X-ray diffraction, transmission electron microscopy, Hall effect, Shubnikov-de Haas effect and photoluminescence measurements have been performed on a set of pseudomorphic Al0.25Ga0.75As/In 0.15Ga0.85As/GaAs structures with quantum-well widths from 75 to 450 AA, and undoped spacer thicknesses of 22, 100 and 200 AA. The results have been compared with a self-consistent solution of the coupled Poisson and Schrodinger equations. There is a structural difference between samples with wells of 150 AA or less and those of 300 AA or greater; this is ascribed to partial release of the elastic strain by misfit dislocations in the thicker layers.
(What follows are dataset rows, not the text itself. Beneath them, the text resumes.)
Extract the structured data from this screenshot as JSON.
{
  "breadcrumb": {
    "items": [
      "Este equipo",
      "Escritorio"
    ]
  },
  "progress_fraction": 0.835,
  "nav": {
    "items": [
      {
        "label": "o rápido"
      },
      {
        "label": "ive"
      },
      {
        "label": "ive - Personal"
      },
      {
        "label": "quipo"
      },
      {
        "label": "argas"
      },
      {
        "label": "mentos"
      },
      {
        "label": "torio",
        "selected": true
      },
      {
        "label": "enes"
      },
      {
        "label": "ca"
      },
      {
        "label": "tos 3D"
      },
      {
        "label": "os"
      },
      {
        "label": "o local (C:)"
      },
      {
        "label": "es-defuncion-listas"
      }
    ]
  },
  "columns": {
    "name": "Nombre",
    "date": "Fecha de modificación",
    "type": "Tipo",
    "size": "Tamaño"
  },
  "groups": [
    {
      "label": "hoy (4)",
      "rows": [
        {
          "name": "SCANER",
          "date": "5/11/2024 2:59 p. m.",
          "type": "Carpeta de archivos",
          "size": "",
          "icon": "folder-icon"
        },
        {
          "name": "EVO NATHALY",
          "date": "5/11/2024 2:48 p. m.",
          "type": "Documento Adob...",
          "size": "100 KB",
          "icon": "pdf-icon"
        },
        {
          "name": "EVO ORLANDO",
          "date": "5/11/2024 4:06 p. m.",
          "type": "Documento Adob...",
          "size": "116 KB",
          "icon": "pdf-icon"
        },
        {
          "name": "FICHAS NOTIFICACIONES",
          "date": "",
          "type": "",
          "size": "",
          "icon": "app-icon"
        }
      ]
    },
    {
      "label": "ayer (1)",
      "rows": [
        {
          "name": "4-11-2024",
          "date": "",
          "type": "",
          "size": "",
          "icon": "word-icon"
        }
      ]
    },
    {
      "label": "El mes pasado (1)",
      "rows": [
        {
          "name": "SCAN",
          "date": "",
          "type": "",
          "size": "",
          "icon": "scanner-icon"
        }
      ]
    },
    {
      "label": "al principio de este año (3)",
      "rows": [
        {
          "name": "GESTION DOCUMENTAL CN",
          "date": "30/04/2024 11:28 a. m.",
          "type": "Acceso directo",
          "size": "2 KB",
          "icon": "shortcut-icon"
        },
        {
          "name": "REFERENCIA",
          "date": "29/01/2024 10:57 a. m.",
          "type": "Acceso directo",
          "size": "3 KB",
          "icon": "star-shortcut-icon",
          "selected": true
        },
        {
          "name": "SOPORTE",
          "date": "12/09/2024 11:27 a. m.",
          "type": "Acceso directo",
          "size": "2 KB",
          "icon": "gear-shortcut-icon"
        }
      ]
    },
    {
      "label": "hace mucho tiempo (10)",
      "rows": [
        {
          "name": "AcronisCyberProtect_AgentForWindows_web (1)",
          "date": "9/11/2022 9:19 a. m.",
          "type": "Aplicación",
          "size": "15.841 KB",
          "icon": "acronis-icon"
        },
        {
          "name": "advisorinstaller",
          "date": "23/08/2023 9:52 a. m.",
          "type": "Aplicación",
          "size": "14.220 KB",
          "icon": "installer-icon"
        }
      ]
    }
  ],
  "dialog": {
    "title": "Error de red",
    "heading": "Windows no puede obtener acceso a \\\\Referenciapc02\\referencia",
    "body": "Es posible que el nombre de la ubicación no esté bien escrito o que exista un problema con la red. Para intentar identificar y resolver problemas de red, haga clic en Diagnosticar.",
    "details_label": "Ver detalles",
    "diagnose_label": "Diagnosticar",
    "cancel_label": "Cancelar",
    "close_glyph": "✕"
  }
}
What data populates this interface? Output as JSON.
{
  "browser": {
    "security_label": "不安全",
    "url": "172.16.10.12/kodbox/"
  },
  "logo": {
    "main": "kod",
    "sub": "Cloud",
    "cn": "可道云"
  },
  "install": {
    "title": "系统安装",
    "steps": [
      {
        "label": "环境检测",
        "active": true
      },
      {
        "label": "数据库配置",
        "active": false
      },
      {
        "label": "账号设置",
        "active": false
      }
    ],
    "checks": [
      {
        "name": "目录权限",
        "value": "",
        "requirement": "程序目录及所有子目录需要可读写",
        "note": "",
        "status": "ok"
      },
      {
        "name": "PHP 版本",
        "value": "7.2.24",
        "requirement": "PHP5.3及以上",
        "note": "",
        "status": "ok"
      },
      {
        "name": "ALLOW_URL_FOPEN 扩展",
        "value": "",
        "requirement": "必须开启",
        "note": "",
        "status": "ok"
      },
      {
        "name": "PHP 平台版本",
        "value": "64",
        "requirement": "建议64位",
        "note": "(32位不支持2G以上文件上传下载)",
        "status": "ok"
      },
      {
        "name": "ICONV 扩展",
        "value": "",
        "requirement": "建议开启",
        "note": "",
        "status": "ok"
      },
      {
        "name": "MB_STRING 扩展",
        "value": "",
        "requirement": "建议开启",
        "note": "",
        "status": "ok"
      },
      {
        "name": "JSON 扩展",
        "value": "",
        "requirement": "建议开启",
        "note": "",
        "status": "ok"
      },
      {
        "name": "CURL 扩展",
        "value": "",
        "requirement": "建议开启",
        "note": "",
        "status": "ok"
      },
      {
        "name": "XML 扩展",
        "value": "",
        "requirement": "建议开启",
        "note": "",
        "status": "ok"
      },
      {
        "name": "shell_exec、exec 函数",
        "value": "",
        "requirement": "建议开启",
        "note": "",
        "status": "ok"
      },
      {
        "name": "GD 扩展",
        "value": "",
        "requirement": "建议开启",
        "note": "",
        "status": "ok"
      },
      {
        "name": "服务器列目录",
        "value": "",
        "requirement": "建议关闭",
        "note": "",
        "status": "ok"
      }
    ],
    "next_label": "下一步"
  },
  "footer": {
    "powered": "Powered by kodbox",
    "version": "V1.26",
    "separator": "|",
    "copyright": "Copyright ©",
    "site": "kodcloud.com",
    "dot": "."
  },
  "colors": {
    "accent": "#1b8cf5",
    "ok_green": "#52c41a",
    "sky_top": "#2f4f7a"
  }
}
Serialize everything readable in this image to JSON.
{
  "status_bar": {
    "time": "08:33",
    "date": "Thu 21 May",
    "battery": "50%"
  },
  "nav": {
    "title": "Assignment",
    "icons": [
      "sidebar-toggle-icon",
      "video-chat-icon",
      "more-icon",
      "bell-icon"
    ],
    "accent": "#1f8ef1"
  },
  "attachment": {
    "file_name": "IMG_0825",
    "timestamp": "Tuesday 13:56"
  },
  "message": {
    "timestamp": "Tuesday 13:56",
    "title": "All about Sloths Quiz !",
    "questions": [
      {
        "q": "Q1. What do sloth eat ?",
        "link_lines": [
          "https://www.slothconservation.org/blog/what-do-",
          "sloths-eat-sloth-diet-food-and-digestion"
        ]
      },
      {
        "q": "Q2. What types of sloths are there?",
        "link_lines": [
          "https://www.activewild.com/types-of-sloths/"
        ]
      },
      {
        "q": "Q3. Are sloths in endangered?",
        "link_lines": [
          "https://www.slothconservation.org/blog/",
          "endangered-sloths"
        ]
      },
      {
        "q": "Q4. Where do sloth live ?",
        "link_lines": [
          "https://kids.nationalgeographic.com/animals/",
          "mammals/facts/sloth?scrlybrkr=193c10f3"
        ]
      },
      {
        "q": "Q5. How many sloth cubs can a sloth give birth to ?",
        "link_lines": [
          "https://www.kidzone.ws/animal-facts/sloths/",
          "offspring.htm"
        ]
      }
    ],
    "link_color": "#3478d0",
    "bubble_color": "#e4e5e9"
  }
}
These dislocations have been observed in the TEM, and a feature consistent with their presence is also observed in the photoluminescence spectra. However, there is no significant decrease in energy gap as the well thickness is increased beyond the critical thickness predicted by the mechanical equilibrium model, indicating that the degree of strain relief increases relatively slowly with thickness. The theoretical model predicts that there is a transition from one to two occupied subbands as the well width is increased, and shows that certain optical transitions may be absent because of the small spatial overlap between the relevant electron and hole wavefunctions. These features have been confirmed experimentally, and there is good agreement between the subband energies and populations, as deduced from electrical and optical measurements, with those predicted theoretically.